# Anyone currently at UCBerkeley or transferred from there?



## Daisuke89 (May 16, 2009)

Hello,

I'm deciding on whether I should go to UC Berkeley as an undergrad for their film studies program. I've been hearing pro's and con's about the program from all different people, so I was hoping I could get a little insight or advice on here.

I know that their program focuses mostly on theory and history of film and less on production. On one end, I can learn what works in movies and why good movies are they way they are and vice versa. But I also won't have access to as much production courses as other schools are offering.

After I get my B.A., I want to transfer, hopefully, to USC or UCLA. 

Anyways, if anyone could tell me what their experience was like at UCB or any other advice they can give me, I'd very much appreciate it! 

Thanks!


----------



## momotato (May 18, 2009)

I started my undergrad in film there.  I wanted to learn production/screenwriting, and since the school didn't offer any real classes in either I met with the department head to ask about internships:
Him, "Do you want to work in film?"
Me, "Yes"
Him, "I'll be frank with you, our department isn't what I'd like it to be, we are more of a rhetoric department that has film courses.  If you are serious about film I strongly suggest you go to a better school."

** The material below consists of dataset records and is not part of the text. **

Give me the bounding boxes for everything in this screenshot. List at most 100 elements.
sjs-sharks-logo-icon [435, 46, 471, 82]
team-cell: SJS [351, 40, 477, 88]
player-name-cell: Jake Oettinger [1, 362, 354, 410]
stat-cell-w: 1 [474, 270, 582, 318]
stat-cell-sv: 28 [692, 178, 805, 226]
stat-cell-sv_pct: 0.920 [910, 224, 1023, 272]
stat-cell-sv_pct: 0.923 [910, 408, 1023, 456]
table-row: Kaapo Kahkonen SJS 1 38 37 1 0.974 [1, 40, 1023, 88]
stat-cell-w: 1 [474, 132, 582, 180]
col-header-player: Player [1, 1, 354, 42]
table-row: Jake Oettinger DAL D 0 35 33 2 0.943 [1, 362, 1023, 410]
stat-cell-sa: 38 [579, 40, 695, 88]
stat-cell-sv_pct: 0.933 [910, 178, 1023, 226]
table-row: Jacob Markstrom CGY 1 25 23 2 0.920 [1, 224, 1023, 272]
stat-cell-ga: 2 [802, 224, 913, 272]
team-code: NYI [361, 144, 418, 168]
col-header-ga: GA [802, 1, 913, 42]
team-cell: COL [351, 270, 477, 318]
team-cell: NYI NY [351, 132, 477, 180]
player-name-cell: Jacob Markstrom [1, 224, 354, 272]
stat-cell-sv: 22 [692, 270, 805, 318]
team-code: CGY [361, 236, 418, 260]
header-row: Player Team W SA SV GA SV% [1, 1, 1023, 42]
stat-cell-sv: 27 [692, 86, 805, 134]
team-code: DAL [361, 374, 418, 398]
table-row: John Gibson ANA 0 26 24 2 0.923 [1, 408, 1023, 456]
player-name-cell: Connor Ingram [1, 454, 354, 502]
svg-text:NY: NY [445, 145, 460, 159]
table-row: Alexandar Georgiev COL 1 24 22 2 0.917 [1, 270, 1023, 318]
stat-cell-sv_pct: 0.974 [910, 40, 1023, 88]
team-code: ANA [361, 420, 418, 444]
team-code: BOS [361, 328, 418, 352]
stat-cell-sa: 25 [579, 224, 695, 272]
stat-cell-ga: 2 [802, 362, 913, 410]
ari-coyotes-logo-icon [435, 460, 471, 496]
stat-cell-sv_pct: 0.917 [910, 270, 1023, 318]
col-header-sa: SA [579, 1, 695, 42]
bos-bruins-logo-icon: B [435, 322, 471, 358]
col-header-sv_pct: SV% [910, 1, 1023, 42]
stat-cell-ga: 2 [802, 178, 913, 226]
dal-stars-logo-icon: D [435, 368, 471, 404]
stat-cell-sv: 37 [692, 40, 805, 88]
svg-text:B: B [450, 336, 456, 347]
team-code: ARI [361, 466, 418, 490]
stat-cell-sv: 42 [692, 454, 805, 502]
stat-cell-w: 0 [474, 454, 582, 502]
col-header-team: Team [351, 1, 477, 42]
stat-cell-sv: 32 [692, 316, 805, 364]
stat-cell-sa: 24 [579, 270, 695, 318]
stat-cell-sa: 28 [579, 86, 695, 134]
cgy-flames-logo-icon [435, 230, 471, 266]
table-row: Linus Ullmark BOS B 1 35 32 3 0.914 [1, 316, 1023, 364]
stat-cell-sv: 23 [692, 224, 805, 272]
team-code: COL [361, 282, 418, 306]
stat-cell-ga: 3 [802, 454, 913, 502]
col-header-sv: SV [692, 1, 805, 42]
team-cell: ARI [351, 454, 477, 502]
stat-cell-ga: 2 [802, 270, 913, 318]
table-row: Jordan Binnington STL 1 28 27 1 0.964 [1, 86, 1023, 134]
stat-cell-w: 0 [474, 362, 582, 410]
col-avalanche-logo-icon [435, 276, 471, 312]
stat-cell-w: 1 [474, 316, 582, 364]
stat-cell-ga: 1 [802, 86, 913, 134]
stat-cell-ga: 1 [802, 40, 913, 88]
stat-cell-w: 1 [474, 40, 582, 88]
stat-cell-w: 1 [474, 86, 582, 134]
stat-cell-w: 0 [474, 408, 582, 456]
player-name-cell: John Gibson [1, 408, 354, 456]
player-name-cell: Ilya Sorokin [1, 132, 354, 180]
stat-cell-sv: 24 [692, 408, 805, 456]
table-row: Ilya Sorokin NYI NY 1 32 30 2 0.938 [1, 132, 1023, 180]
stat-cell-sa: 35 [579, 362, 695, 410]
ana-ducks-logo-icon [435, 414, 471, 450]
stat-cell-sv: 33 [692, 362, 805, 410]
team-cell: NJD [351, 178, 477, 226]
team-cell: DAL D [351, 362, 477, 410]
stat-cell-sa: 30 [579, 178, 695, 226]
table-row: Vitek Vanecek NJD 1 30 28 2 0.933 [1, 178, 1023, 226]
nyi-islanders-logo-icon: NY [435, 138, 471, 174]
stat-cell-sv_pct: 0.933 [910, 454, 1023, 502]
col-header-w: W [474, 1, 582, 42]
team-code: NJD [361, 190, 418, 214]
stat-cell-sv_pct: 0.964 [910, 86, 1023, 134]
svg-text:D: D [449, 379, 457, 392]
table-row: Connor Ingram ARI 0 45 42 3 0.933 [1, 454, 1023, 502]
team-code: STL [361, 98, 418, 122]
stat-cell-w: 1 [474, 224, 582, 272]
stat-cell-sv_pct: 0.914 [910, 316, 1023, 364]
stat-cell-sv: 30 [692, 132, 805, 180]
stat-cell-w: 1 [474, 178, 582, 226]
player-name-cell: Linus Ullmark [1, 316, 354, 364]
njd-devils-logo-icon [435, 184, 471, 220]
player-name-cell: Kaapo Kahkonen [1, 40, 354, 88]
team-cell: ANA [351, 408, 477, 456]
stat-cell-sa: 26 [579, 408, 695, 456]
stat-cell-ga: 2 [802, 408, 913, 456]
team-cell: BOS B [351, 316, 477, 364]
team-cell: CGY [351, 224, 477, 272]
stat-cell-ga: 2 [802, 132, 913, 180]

He then gave me a list of better schools, one of which was SFSU, which is just across the bay.  I ended up transferring to SFSU and was much happier.  SFSU surpasses Berkeley in both production and theory, and it's cheaper.


----------



## Daisuke89 (May 19, 2009)

Ah... I spoke to one of the advisors today and found out that the production courses aren't actually under the film department. It's actually in their journalism department.


----------



## Apooyo (May 25, 2019)

I will be attending UC Berkeley this fall as a Film and Media major. I've researched and checked out UC Berkeley's Film and Media websites regarding major requirements and expectations. However, I couldn't find anything about materials I will need to complete the courses. Can anyone tell me about what *supplies and materials *I will need? This also begs the question as to how much is the *average cost of attendance *for a Film and Media major?


----------